Blood and medicine-filled drones swoop over Lake Victoria, bringing vital care to some of Tanzania’s most remote places.

That’s the goal of the state-owned Commission for Science and Technology, or Costech, which since late 2017 has carried out dozens of drone flights in collaboration with Wingcopter and Deutsche Post AG’s DHL to Ukerewe, the lake’s biggest island. Echoing an initiative in nearby Rwanda, the pilot project has already reached more than 8,000 patients and could help revolutionize medical services in East Africa’s largest country.

“We were able to deliver anti-venom to farmers who had been bitten by snakes and needed medical care quickly to avoid amputation of their limbs, or even death,” said George Mulamula, project head at Costech. The next stage, he said, is to secure funding to increase the drones’ medical loads to 45 kilograms (99 pounds) from 6 kilograms and widen their range to all of the more than 80 Tanzanian islands on Africa’s biggest lake.

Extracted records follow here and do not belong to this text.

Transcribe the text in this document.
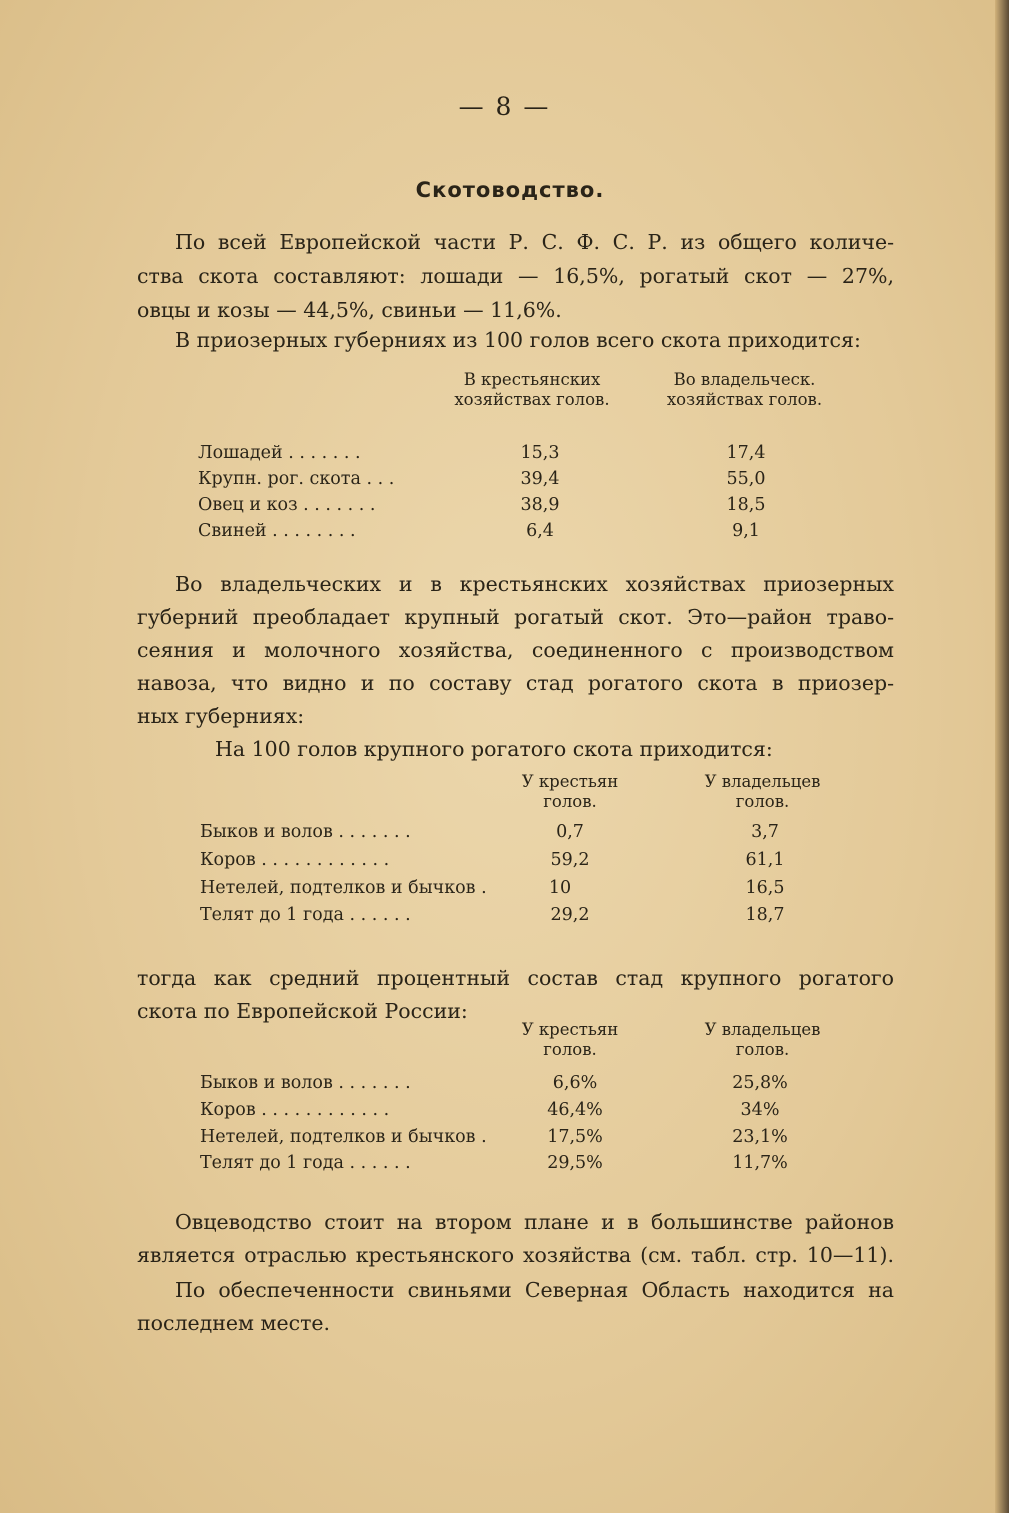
— 8 —
Скотоводство.
По всей Европейской части Р. С. Ф. С. Р. из общего количе-
ства скота составляют: лошади — 16,5%, рогатый скот — 27%,
овцы и козы — 44,5%, свиньи — 11,6%.
В приозерных губерниях из 100 голов всего скота приходится:
В крестьянских хозяйствах голов.
Во владельческ. хозяйствах голов.
Лошадей . . . . . . .	15,3	17,4
Крупн. рог. скота . . .	39,4	55,0
Овец и коз . . . . . . .	38,9	18,5
Свиней . . . . . . . .	6,4	9,1
Во владельческих и в крестьянских хозяйствах приозерных
губерний преобладает крупный рогатый скот. Это—район траво-
сеяния и молочного хозяйства, соединенного с производством
навоза, что видно и по составу стад рогатого скота в приозер-
ных губерниях:
На 100 голов крупного рогатого скота приходится:
У крестьян голов.
У владельцев голов.
Быков и волов . . . . . . .	0,7	3,7
Коров . . . . . . . . . . . .	59,2	61,1
Нетелей, подтелков и бычков .	10	16,5
Телят до 1 года . . . . . .	29,2	18,7
тогда как средний процентный состав стад крупного рогатого
скота по Европейской России:
У крестьян голов.
У владельцев голов.
Быков и волов . . . . . . .	6,6%	25,8%
Коров . . . . . . . . . . . .	46,4%	34%
Нетелей, подтелков и бычков .	17,5%	23,1%
Телят до 1 года . . . . . .	29,5%	11,7%
Овцеводство стоит на втором плане и в большинстве районов
является отраслью крестьянского хозяйства (см. табл. стр. 10—11).
По обеспеченности свиньями Северная Область находится на
последнем месте.
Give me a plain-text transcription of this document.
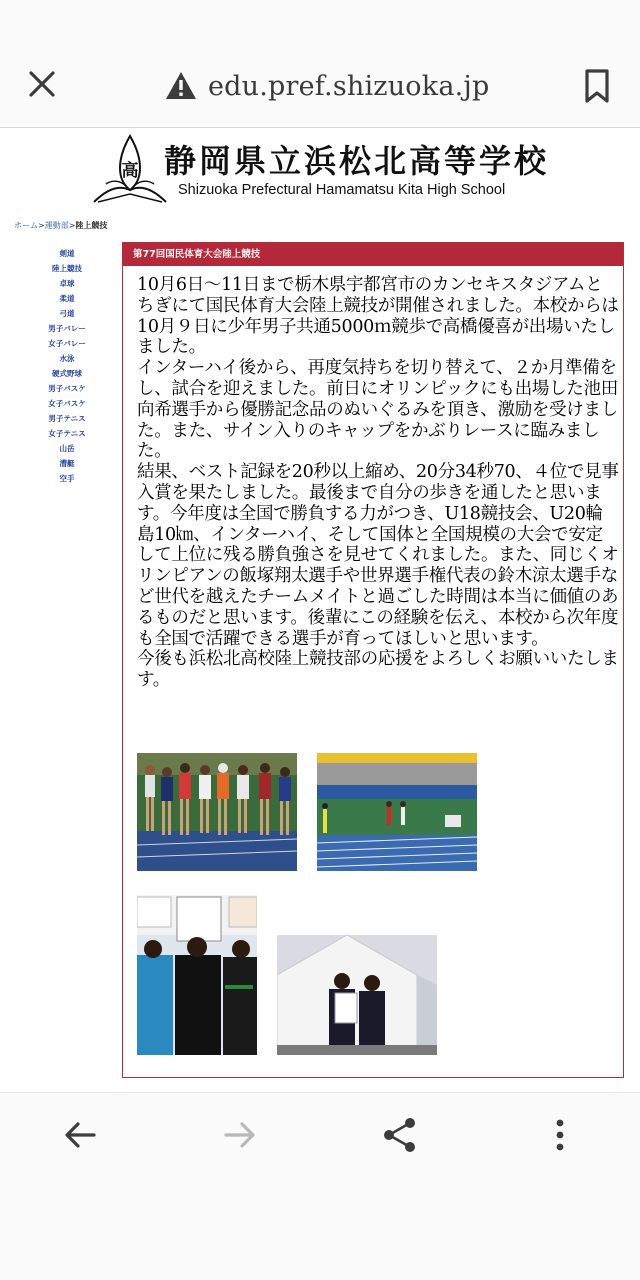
edu.pref.shizuoka.jp
高 静岡県立浜松北高等学校
Shizuoka Prefectural Hamamatsu Kita High School
ホーム>運動部>陸上競技
剣道
陸上競技
卓球
柔道
弓道
男子バレー
女子バレー
水泳
硬式野球
男子バスケ
女子バスケ
男子テニス
女子テニス
山岳
漕艇
空手
第77回国民体育大会陸上競技

10月6日～11日まで栃木県宇都宮市のカンセキスタジアムとちぎにて国民体育大会陸上競技が開催されました。本校からは10月９日に少年男子共通5000ｍ競歩で高橋優喜が出場いたしました。

インターハイ後から、再度気持ちを切り替えて、２か月準備をし、試合を迎えました。前日にオリンピックにも出場した池田向希選手から優勝記念品のぬいぐるみを頂き、激励を受けました。また、サイン入りのキャップをかぶりレースに臨みました。

結果、ベスト記録を20秒以上縮め、20分34秒70、４位で見事入賞を果たしました。最後まで自分の歩きを通したと思います。今年度は全国で勝負する力がつき、U18競技会、U20輪島10㎞、インターハイ、そして国体と全国規模の大会で安定して上位に残る勝負強さを見せてくれました。また、同じくオリンピアンの飯塚翔太選手や世界選手権代表の鈴木涼太選手など世代を越えたチームメイトと過ごした時間は本当に価値のあるものだと思います。後輩にこの経験を伝え、本校から次年度も全国で活躍できる選手が育ってほしいと思います。

今後も浜松北高校陸上競技部の応援をよろしくお願いいたします。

It’s a project that may be especially welcome in Tanzania, which is twice the size of California and home to about 57 million people. The United Nations Children’s Fund says the proportion of government spending going toward the health sector has declined over the past five years and remains short of the amount needed to provide basic services. Malaria, HIV/AIDS and tuberculosis are the main health threats.

‘Timely Delivery’

“I know of places in Tanzania so remote that the state-run Medical Stores Department could take several days to deliver medical supplies,” said Syriacus Buguzi, a doctor and public-health advocate in the commercial capital, Dar es Salaam, which is about 800 kilometers (500 miles) from the lake. “Ultimately, people’s lives are transformed through timely delivery of medicines and medical supplies,” he said, welcoming the potential impact of drones.

So far, the project has had 150,000 euros ($169,590) in funding from Deutsche Gesellschaft für Internationale Zusammenarbeit GmbH, or GIZ, on behalf of Germany’s Federal Ministry for Economic Cooperation and Development, Mulamula said. Tanzania’s MSD contracted GIZ and Costech to run the project.

In the test phase, when local medics on Ukerewe Island received patients needing assistance—such as a snake-bite victim or an expectant mother needing blood—they text messaged the referral hospital in Mwanza region. The treatment could then arrive by drone in 40 minutes, Mulamula said.

“The whole idea is to have new forms of transport that enhance green mobility and secondly to have a cost efficient delivery instead of using a truck, which takes two days to reach the site,” he said.

There’s still a long way to go. Lake Victoria is divided between Tanzania, Uganda and Kenya, with the portion in Tanzanian territory roughly the area of Rwanda alone. Mulamula said his organization is working with the World Bank and other Tanzanian institutions to prepare the next phase.

“We will sit down with MSD to see how we can roll out this project across all the islands,” he said.